This issue can be expected to be prominent in the next municipal election, set for October 27. Sotiropoulos will be running against John Furr, who has called him a “coward” and a “homophobe” for his position. Although his motion was unpopular with the trustees, Sotiropoulos says he has received hundreds of emails of support.

Section 174 of the Canadian Criminal Code forbids public nudity, where it offends against public decency or order, a law that many say is exceedingly vague.

Section 173.2 states, “Every person who, in any place, for a sexual purpose, exposes his or her genital organs to a person who is under the age of 16 years” is guilty of an indictable offense.

Sotiropoulos and other critics of nudity at the parade highlight the fact that it is often billed as “family friendly,” a point they note is supported by the TDSB’s own participation in the event.

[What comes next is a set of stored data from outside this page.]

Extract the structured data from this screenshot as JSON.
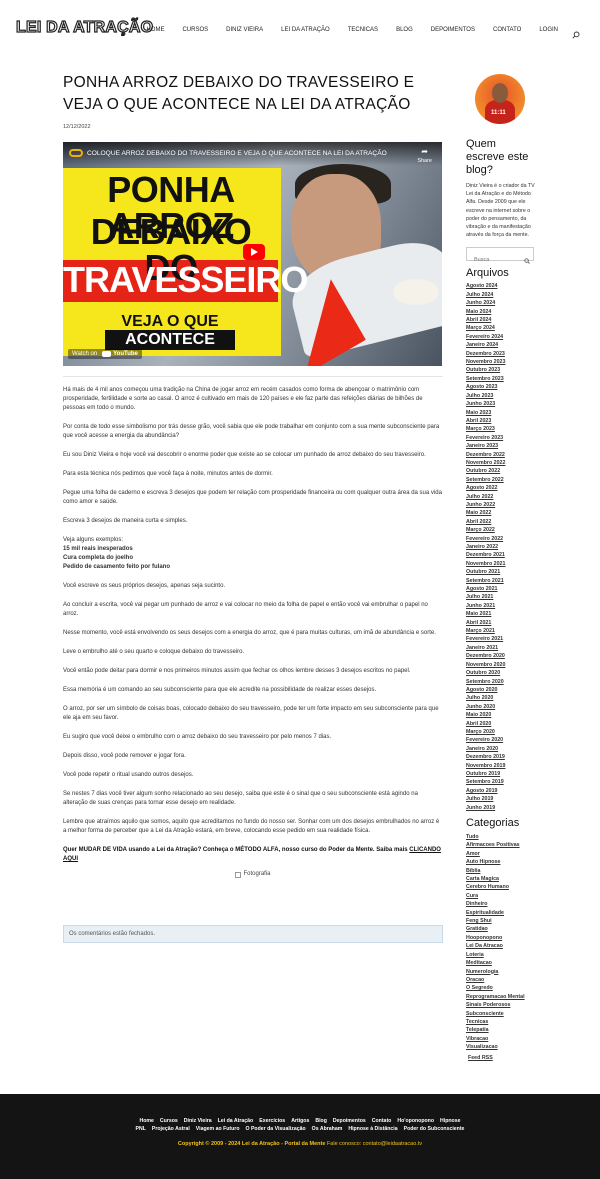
{
  "header": {
    "logo": "Lei da Atração",
    "nav": [
      "HOME",
      "CURSOS",
      "DINIZ VIEIRA",
      "LEI DA ATRAÇÃO",
      "TECNICAS",
      "BLOG",
      "DEPOIMENTOS",
      "CONTATO",
      "LOGIN"
    ]
  },
  "post": {
    "title": "PONHA ARROZ DEBAIXO DO TRAVESSEIRO E VEJA O QUE ACONTECE NA LEI DA ATRAÇÃO",
    "date": "12/12/2022",
    "video": {
      "title": "COLOQUE ARROZ DEBAIXO DO TRAVESSEIRO E VEJA O QUE ACONTECE NA LEI DA ATRAÇÃO",
      "share": "Share",
      "thumb_line1": "PONHA ARROZ",
      "thumb_line2": "DEBAIXO DO",
      "thumb_line3": "TRAVESSEIRO",
      "thumb_line4": "VEJA O QUE",
      "thumb_line5": "ACONTECE",
      "watch_on": "Watch on",
      "youtube": "YouTube"
    },
    "paragraphs": [
      "Há mais de 4 mil anos começou uma tradição na China de jogar arroz em recém casados como forma de abençoar o matrimônio com prosperidade, fertilidade e sorte ao casal. O arroz é cultivado em mais de 120 países e ele faz parte das refeições diárias de bilhões de pessoas em todo o mundo.",
      "Por conta de todo esse simbolismo por trás desse grão, você sabia que ele pode trabalhar em conjunto com a sua mente subconsciente para que você acesse a energia da abundância?",
      "Eu sou Diniz Vieira e hoje você vai descobrir o enorme poder que existe ao se colocar um punhado de arroz debaixo do seu travesseiro.",
      "Para esta técnica nós pedimos que você faça à noite, minutos antes de dormir.",
      "Pegue uma folha de caderno e escreva 3 desejos que podem ter relação com prosperidade financeira ou com qualquer outra área da sua vida como amor e saúde.",
      "Escreva 3 desejos de maneira curta e simples."
    ],
    "examples_intro": "Veja alguns exemplos:",
    "examples": [
      "15 mil reais inesperados",
      "Cura completa do joelho",
      "Pedido de casamento feito por fulano"
    ],
    "paragraphs2": [
      "Você escreve os seus próprios desejos, apenas seja sucinto.",
      "Ao concluir a escrita, você vai pegar um punhado de arroz e vai colocar no meio da folha de papel e então você vai embrulhar o papel no arroz.",
      "Nesse momento, você está envolvendo os seus desejos com a energia do arroz, que é para muitas culturas, um imã de abundância e sorte.",
      "Leve o embrulho até o seu quarto e coloque debaixo do travesseiro.",
      "Você então pode deitar para dormir e nos primeiros minutos assim que fechar os olhos lembre desses 3 desejos escritos no papel.",
      "Essa memória é um comando ao seu subconsciente para que ele acredite na possibilidade de realizar esses desejos.",
      "O arroz, por ser um símbolo de coisas boas, colocado debaixo do seu travesseiro, pode ter um forte impacto em seu subconsciente para que ele aja em seu favor.",
      "Eu sugiro que você deixe o embrulho com o arroz debaixo do seu travesseiro por pelo menos 7 dias.",
      "Depois disso, você pode remover e jogar fora.",
      "Você pode repetir o ritual usando outros desejos.",
      "Se nestes 7 dias você tiver algum sonho relacionado ao seu desejo, saiba que este é o sinal que o seu subconsciente está agindo na alteração de suas crenças para tornar esse desejo em realidade.",
      "Lembre que atraímos aquilo que somos, aquilo que acreditamos no fundo do nosso ser. Sonhar com um dos desejos embrulhados no arroz é a melhor forma de perceber que a Lei da Atração estará, em breve, colocando esse pedido em sua realidade física."
    ],
    "cta_text": "Quer MUDAR DE VIDA usando a Lei da Atração? Conheça o MÉTODO ALFA, nosso curso do Poder da Mente. Saiba mais",
    "cta_link": "CLICANDO AQUI",
    "photo_alt": "Fotografia",
    "comments_closed": "Os comentários estão fechados."
  },
  "sidebar": {
    "author_title": "Quem escreve este blog?",
    "author_badge": "11:11",
    "author_text": "Diniz Vieira é o criador da TV Lei da Atração e do Método Alfa. Desde 2009 que ele escreve na internet sobre o poder do pensamento, da vibração e da manifestação através da força da mente.",
    "search_placeholder": "Busca",
    "archives_title": "Arquivos",
    "archives": [
      "Agosto 2024",
      "Julho 2024",
      "Junho 2024",
      "Maio 2024",
      "Abril 2024",
      "Março 2024",
      "Fevereiro 2024",
      "Janeiro 2024",
      "Dezembro 2023",
      "Novembro 2023",
      "Outubro 2023",
      "Setembro 2023",
      "Agosto 2023",
      "Julho 2023",
      "Junho 2023",
      "Maio 2023",
      "Abril 2023",
      "Março 2023",
      "Fevereiro 2023",
      "Janeiro 2023",
      "Dezembro 2022",
      "Novembro 2022",
      "Outubro 2022",
      "Setembro 2022",
      "Agosto 2022",
      "Julho 2022",
      "Junho 2022",
      "Maio 2022",
      "Abril 2022",
      "Março 2022",
      "Fevereiro 2022",
      "Janeiro 2022",
      "Dezembro 2021",
      "Novembro 2021",
      "Outubro 2021",
      "Setembro 2021",
      "Agosto 2021",
      "Julho 2021",
      "Junho 2021",
      "Maio 2021",
      "Abril 2021",
      "Março 2021",
      "Fevereiro 2021",
      "Janeiro 2021",
      "Dezembro 2020",
      "Novembro 2020",
      "Outubro 2020",
      "Setembro 2020",
      "Agosto 2020",
      "Julho 2020",
      "Junho 2020",
      "Maio 2020",
      "Abril 2020",
      "Março 2020",
      "Fevereiro 2020",
      "Janeiro 2020",
      "Dezembro 2019",
      "Novembro 2019",
      "Outubro 2019",
      "Setembro 2019",
      "Agosto 2019",
      "Julho 2019",
      "Junho 2019"
    ],
    "categories_title": "Categorias",
    "categories": [
      "Tudo",
      "Afirmacoes Positivas",
      "Amor",
      "Auto Hipnose",
      "Bíblia",
      "Carta Magica",
      "Cerebro Humano",
      "Cura",
      "Dinheiro",
      "Espiritualidade",
      "Feng Shui",
      "Gratidao",
      "Hooponopono",
      "Lei Da Atracao",
      "Loteria",
      "Meditacao",
      "Numerologia",
      "Oracao",
      "O Segredo",
      "Reprogramacao Mental",
      "Sinais Poderosos",
      "Subconsciente",
      "Tecnicas",
      "Telepatia",
      "Vibracao",
      "Visualizacao"
    ],
    "feed": "Feed RSS"
  },
  "footer": {
    "links_row1": [
      "Home",
      "Cursos",
      "Diniz Vieira",
      "Lei da Atração",
      "Exercícios",
      "Artigos",
      "Blog",
      "Depoimentos",
      "Contato",
      "Ho'oponopono",
      "Hipnose"
    ],
    "links_row2": [
      "PNL",
      "Projeção Astral",
      "Viagem ao Futuro",
      "O Poder da Visualização",
      "Os Abraham",
      "Hipnose à Distância",
      "Poder do Subconsciente"
    ],
    "copyright": "Copyright © 2009 - 2024 Lei da Atração - Portal da Mente",
    "contact": "Fale conosco: contato@leidaatracao.tv"
  },
  "colors": {
    "footer_bg": "#141414",
    "accent_yellow": "#f0c419",
    "notice_bg": "#e8f0f6"
  }
}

However, some defenders have insisted the parade was never intended to be family-oriented.

 “What Sotiropoulos and others who moan over whether Pride is ‘family friendly’ fail to appreciate is that in-your-face sexuality is the point of the damn thing,” News Editor Lauren Strapagiel wrote recently.

At the same meeting that they passed the motion supporting nudity at Pride, the board considered a proposal to protect children by requiring that parent-volunteers get criminal background checks when attending school events.